Nada mais inofensivo do que um ovo. Mesmo quando ele cai e se quebra, ou quando é jogado em alguém, o potencial de dano é mínimo. Durante a semana, coloquei um ovo para ferver. Um inocente, básico e clássico ovo em uma caneca esmaltada, daquelas que a minha bisavó já usava.
Acendi o fogão, água pela metade, joguei o ovo lá dentro e comecei a contar mentalmente cinco minutos. Nada de ruim pode acontecer quando um ovo está sendo cozido.
Fui para a sala, abri o computador e comecei a responder os e-mails pendurados. Lembrei que não havia ainda arrumado o quarto. Dobrei as roupas, estendi os lençóis. E assim, levado por uma correnteza de tarefas e ideias, me vi deitado no sofá, buscando algum filme na tevê para matar o tempo.
Não me lembro no que eu estava pensando, mas me lembro bem da explosão que me arregalou os olhos e fez disparar meu coração.
O ovo.
Havia se passado mais de uma hora e meia.
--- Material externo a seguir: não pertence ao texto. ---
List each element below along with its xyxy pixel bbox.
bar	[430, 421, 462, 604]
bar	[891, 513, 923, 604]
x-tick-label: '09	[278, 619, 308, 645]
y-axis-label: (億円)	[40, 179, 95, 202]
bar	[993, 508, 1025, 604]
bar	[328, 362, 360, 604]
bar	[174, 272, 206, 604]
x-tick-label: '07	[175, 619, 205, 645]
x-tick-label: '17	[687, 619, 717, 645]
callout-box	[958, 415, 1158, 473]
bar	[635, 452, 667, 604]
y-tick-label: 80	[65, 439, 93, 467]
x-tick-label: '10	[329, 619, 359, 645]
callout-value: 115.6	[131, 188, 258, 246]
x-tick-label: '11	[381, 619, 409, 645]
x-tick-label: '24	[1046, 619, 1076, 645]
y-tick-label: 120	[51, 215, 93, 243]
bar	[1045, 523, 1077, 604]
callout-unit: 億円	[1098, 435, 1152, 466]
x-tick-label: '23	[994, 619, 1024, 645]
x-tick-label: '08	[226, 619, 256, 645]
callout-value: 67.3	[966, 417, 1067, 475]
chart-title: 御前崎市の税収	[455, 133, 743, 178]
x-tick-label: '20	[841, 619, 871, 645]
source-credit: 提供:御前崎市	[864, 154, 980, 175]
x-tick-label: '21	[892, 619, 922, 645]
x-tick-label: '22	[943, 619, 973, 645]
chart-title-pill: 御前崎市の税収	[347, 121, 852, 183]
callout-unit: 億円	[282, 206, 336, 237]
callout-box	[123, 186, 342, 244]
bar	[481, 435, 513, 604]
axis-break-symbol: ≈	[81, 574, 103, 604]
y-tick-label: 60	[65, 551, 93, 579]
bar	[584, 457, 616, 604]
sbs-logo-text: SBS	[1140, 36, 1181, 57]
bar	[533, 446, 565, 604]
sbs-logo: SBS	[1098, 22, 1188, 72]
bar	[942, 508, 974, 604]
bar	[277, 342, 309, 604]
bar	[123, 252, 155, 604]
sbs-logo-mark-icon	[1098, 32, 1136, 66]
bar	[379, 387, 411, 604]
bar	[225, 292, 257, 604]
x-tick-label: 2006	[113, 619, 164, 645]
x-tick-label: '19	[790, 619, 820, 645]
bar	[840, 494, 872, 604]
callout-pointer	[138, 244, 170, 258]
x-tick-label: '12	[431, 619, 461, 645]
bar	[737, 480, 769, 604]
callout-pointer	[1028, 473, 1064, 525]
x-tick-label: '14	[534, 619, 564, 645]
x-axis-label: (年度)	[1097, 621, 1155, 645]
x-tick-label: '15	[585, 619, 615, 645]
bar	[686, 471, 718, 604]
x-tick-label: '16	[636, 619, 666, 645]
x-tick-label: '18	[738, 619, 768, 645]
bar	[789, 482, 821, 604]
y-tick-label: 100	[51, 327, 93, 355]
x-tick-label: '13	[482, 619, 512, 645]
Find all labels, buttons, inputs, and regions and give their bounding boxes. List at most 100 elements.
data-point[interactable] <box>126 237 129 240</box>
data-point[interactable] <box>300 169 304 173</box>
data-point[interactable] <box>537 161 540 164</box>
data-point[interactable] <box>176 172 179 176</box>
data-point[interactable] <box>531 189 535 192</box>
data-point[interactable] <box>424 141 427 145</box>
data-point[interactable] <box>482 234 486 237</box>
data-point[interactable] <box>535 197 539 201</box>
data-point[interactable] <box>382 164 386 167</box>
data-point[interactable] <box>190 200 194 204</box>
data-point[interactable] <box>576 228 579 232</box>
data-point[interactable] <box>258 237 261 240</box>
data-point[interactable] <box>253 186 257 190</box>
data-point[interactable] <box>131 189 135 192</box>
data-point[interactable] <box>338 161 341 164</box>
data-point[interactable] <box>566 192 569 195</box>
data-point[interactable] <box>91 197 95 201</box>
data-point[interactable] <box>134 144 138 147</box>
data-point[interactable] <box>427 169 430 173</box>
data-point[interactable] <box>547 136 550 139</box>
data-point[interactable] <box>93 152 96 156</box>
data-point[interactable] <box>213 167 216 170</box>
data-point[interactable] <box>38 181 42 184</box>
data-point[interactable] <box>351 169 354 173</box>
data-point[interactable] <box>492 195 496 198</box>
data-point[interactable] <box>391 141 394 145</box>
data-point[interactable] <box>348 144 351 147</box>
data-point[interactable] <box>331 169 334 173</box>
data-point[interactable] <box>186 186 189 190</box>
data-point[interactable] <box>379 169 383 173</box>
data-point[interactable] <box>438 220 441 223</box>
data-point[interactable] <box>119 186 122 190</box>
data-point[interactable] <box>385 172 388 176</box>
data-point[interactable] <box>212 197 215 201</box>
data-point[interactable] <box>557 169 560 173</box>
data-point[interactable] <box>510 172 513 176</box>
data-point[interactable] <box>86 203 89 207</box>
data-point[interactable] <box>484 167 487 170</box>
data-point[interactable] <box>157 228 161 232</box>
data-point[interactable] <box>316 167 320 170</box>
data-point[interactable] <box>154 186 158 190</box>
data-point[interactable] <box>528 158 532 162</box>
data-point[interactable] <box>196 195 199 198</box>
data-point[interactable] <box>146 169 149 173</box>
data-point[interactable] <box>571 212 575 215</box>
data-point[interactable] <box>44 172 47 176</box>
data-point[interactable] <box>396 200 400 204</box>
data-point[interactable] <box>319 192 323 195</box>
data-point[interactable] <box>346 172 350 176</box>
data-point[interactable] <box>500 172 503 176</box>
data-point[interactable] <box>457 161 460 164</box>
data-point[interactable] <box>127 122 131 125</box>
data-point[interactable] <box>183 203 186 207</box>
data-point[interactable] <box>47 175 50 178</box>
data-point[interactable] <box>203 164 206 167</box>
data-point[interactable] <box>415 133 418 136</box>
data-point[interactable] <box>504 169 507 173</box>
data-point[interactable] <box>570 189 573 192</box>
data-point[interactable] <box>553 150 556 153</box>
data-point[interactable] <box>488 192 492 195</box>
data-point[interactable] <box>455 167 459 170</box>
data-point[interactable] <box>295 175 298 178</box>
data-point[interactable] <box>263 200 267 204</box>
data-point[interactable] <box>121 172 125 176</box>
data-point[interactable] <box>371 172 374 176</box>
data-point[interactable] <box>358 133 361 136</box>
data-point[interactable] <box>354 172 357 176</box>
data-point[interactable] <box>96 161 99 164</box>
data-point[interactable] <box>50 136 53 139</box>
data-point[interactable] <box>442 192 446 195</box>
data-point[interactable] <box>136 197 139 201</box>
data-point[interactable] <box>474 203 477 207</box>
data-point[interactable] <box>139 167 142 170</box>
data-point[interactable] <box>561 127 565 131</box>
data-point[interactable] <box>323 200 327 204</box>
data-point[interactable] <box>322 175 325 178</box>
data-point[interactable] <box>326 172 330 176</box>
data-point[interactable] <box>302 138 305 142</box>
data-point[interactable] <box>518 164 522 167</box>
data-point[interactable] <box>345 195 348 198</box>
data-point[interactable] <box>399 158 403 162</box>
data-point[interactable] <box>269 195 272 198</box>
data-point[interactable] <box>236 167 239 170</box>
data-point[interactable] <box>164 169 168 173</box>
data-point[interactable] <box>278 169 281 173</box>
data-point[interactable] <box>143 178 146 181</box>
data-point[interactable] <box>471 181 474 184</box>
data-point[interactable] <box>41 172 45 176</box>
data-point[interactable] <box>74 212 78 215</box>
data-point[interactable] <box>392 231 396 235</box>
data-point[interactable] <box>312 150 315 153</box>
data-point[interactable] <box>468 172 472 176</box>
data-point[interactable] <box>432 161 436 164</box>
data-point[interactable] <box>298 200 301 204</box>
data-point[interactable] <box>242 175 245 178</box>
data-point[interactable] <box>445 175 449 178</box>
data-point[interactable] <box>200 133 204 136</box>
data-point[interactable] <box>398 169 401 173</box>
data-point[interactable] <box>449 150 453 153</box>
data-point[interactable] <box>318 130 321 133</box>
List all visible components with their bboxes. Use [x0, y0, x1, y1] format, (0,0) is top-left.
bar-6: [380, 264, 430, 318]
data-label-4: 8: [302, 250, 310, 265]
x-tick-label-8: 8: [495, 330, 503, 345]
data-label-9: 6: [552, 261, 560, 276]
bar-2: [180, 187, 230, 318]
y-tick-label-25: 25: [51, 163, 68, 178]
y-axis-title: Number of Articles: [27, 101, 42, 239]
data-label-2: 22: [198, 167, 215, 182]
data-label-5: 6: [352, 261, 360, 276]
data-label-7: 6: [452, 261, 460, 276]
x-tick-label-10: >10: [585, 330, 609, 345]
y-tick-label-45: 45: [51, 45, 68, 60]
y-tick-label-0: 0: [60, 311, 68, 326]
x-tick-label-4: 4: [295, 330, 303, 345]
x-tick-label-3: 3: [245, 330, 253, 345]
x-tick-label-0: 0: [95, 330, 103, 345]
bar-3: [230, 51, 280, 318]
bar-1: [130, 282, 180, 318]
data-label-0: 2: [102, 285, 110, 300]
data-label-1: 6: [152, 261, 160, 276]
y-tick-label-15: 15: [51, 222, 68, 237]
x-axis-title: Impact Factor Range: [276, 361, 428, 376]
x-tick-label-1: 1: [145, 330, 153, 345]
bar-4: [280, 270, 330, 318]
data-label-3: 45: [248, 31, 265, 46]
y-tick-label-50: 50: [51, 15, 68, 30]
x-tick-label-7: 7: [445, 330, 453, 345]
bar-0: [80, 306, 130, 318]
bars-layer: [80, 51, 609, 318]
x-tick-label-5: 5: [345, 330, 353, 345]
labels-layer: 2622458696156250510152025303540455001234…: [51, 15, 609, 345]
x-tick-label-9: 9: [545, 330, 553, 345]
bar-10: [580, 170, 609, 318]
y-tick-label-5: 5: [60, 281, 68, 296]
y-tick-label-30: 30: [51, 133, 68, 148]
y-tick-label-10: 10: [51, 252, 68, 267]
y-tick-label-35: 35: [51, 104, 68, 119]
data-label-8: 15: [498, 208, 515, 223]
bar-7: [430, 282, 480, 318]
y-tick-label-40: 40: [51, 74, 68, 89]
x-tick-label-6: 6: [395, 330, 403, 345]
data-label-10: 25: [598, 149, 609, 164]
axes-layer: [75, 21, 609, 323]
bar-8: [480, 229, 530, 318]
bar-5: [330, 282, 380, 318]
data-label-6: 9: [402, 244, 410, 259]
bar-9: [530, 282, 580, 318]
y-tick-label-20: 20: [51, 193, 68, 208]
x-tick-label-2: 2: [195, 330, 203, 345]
Esqueci do ovo. A água secou. O ovo explodiu. Entrei na cozinha correndo. Havia ovo no exaustor, nas grades do fogão, nas paredes, no chão, no vidro da janela. A caneca fumegava, escurecida. Apaguei o fogo, peguei um pano, levei a caneca à pia, joguei água fria nela.
Foram 20 minutos de vassouras e esfregões. Considerei o trabalho pronto mas, ao olhar para cima, havia o teto, todo salpicado de cascas e de gemas. Peguei a escada e esfreguei o gesso, o que gerou uma nova camada de sujeira no fogão e no chão.
Na adolescência, li Hermann Hesse. É do livro Demian a frase: "O pinto sai do ovo. O ovo é mundo. Quem quiser nascer, tem que destruir o mundo". Lembrei enquanto levava o lixo para fora de casa.
O horário eleitoral começou sexta-feira (31). Falta pouco mais de um mês para a eleição. Não se distraia. Coloque um despertador.
Ou isso, ou a explosão.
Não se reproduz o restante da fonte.